About Pointers To Functions in function declarations

Question

#include<stdio.h>
#include<stdlib.h>

int fun1()
{
    printf("I am fun1.");
    return 0;
}

int fun2(int fun())
{
    fun();
    return 0;
}

int main()
{
    fun2(fun1);
    return 0;
}

The above program can run. As far as I am concerned, I can understand int fun2(int (*fun)()), but I do not know how int fun2(int fun()) works. Thank you.

Answer 1

When you write int fun2(int fun()), the parameter int fun() converts into int (*fun)(), it becomes exactly equivalent to this:

int fun2(int (*fun)());

A more famiiar conversion happens in case of array when you declare it as function parameter. For example, if you've this:

int f(int a[100]);

Even here the parameter type converts into int*, and it becomes this:

int f(int *a);

The reason why function type and array type converts into function pointer type, and pointer type, respectively, is because the Standard doesn't allow function and array to be passed to a function, neither can you return function and array from a function. In both cases, they decay into their pointer version.

The C++03 Standard says in §13.1/3 (and it is same in C++11 also),

Parameter declarations that differ only in that one is a function type and the other is a pointer to the same function type are equivalent. That is, the function type is adjusted to become a pointer to function type (8.3.5).

And a more interesting discussion is here:

• Reference to Function syntax - with and without &

Answer 2

int fun2(int (*fun)()) and int fun2(int fun()) are exactly the same.
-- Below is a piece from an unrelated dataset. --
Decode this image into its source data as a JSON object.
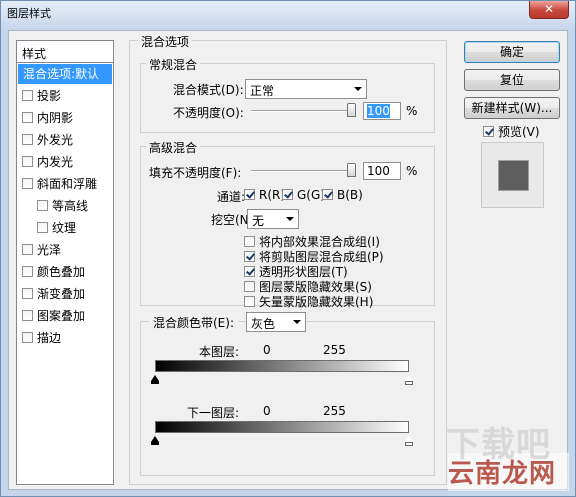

When you declare a function argument from a function type, the compiler uses it as if it were a pointer to the same function type.

Answer 3

These two function definitions are equivalent in C:

 int fun2(int fun()) { ... }

and

 int fun2(int (*fun)()) { ... }

In the first function the parameter is adjusted to a function pointer. See C Standard paragraph:

(C99, 6.7.5.3p8) "A declaration of a parameter as ‘‘function returning type’’ shall be adjusted to ‘‘pointer to function returning type’’, as in 6.3.2.1."

Answer 4

Looking to it in a lower level (and in a x86-based architecture):

int fun2(int fun())

int fun()'s address is pushed into the stack and passed to fun2() function.

int fun2(int (*fun)())

int fun()'s pointer address is pushed into the stack and passed to fun2() function.

The result is the same, except that with second one, you pass the fun()'s address by reference, and in the first one you pass it by value.